The briefing also saw SAA confirm that none of the five assumptions on which it has based its turnaround strategy had materialised. These were SAA being a going concern, debtors extending terms for a minimum of three years, government giving a capital injection of at least R13 billion over three years, as well as the retiring of five excess wide-body aircraft and the retention of all the narrow-body aircraft in its fleet.

One of its narrow-body aircraft has been retired and five more would follow by the end of the month.

This will lead to a reduction of 37% of its share of the local market and 4% of the international market.

IMC on SOEs looking into SAA challenges

Meanwhile, Deputy President Ramaphosa said an Inter-Ministerial Committee (IMC) on SOEs was looking into strengthening state-owned enterprises that need support, including SAA, in order to return to their profitability.

He said the challenges faced by SAA were quite complex. “SAA is a 100% state-owned company and it is operating in a very difficult market. Airlines around the world are not your most profitable entities. Right now, SAA is right there facing headwinds and difficulties from an operational and profitability point of view. In the past, it operated well and made profits and right now, it is facing great difficulties and needs the bail outs that only the government can give it,” Ramaphosa said.

“From the IMC point of view, we have been looking at processes and policies that can enable our state owned enterprises to operate better,” he added.
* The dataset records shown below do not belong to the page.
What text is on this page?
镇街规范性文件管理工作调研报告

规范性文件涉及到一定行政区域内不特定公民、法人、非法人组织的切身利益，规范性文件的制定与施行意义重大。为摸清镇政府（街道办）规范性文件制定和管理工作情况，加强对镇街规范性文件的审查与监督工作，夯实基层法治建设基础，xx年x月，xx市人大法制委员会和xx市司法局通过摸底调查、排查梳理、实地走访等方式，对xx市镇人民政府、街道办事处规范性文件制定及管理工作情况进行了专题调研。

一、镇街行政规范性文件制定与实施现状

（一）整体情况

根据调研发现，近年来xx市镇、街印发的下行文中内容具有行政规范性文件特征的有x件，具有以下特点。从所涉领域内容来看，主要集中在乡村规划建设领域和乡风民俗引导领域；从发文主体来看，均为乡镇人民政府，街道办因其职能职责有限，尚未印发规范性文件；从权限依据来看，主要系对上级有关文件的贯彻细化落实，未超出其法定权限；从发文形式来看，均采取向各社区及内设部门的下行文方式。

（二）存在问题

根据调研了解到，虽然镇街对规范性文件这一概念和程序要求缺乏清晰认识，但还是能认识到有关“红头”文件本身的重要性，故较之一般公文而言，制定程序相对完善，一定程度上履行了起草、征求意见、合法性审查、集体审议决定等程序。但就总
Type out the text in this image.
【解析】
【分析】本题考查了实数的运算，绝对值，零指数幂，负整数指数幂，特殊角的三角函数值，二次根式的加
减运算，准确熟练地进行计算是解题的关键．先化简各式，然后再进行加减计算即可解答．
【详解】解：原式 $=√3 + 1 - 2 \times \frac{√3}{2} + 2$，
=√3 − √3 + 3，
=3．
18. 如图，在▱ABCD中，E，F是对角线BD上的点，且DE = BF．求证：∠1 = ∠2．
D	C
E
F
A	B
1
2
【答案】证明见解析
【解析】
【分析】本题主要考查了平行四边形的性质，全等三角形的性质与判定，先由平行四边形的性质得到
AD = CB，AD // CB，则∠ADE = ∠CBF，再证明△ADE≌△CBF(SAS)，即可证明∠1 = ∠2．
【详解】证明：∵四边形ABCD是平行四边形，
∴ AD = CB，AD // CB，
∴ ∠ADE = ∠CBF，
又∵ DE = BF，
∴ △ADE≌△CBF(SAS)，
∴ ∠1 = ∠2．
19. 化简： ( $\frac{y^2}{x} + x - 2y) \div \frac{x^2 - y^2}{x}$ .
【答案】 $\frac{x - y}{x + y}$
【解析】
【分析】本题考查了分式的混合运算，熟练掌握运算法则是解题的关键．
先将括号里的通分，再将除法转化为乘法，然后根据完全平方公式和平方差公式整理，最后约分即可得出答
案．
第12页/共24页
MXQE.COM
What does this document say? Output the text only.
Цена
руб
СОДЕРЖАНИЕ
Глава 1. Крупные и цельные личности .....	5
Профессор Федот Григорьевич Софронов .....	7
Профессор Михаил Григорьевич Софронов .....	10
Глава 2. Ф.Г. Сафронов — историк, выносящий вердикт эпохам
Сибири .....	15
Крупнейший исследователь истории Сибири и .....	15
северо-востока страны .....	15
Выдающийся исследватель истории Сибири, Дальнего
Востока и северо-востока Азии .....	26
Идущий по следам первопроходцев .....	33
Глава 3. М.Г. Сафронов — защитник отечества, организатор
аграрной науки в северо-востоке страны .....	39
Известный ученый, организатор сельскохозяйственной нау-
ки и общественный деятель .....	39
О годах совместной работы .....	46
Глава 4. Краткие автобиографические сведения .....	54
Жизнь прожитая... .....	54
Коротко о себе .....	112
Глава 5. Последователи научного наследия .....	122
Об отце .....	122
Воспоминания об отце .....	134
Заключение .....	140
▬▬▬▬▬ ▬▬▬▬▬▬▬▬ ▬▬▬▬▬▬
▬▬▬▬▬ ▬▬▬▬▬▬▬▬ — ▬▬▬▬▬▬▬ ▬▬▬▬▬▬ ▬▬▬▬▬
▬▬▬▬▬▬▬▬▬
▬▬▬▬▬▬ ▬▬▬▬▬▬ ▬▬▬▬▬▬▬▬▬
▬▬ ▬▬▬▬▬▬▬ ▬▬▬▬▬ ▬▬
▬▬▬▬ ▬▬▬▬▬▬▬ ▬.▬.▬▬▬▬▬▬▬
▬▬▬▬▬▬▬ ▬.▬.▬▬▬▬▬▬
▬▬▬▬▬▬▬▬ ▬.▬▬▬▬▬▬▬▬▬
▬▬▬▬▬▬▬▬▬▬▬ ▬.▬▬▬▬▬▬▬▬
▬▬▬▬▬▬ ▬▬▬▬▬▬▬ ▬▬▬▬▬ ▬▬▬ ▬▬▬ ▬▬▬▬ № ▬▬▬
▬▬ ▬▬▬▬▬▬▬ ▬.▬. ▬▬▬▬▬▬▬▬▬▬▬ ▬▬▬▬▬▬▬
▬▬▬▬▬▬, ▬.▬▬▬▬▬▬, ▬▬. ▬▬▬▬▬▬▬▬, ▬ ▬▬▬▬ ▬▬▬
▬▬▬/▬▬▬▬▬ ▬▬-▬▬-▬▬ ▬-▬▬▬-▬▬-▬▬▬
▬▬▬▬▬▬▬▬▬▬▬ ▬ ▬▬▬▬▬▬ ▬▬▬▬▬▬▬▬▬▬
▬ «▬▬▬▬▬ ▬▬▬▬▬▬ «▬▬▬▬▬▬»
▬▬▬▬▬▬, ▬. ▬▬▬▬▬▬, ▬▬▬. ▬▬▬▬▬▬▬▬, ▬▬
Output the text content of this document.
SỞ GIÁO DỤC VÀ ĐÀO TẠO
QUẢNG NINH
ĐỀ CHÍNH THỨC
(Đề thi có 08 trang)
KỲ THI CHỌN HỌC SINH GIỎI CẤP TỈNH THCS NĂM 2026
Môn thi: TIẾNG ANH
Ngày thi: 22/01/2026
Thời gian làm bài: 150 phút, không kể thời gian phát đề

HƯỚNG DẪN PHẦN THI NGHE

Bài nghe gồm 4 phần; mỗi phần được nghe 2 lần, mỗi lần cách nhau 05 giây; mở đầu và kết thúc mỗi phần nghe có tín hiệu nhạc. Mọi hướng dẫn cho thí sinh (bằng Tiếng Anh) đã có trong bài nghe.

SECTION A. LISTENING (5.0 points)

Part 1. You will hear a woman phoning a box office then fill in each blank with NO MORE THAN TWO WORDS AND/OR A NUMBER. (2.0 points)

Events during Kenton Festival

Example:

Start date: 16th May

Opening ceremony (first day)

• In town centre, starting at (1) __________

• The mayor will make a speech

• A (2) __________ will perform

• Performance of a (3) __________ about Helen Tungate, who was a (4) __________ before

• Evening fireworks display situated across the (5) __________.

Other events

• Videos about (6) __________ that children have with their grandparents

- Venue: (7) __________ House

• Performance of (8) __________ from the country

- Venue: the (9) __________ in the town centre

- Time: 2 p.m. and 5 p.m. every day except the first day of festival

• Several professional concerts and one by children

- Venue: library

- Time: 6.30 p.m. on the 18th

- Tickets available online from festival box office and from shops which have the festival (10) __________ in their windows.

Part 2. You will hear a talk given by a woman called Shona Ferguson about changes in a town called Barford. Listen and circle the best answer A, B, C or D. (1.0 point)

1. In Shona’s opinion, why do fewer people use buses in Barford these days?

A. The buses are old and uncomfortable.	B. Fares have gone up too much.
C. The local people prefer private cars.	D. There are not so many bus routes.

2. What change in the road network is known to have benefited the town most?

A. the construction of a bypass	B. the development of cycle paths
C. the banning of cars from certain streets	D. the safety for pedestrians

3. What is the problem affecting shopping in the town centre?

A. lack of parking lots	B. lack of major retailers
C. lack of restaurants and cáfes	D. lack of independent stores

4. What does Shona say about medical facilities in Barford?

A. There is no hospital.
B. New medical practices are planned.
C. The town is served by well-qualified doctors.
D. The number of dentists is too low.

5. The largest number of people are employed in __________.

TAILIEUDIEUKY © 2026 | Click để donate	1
The first thing the IMC looked at is how best the boards can operate and how best management can operate and how the financial stability of these entities can be upheld, the Deputy President revealed, adding it was government’s belief that once the boards of SOEs can be repositioned and empowered with good management, they can be run in a manner that they can be in a much better position.

“…this is precisely what we are doing right across the various state owned enterprises. Having set out the policy, we are also looking at how the balance sheets of these companies can be better managed and how the financing can be better structured so that they are not driven into bankruptcy,” he said.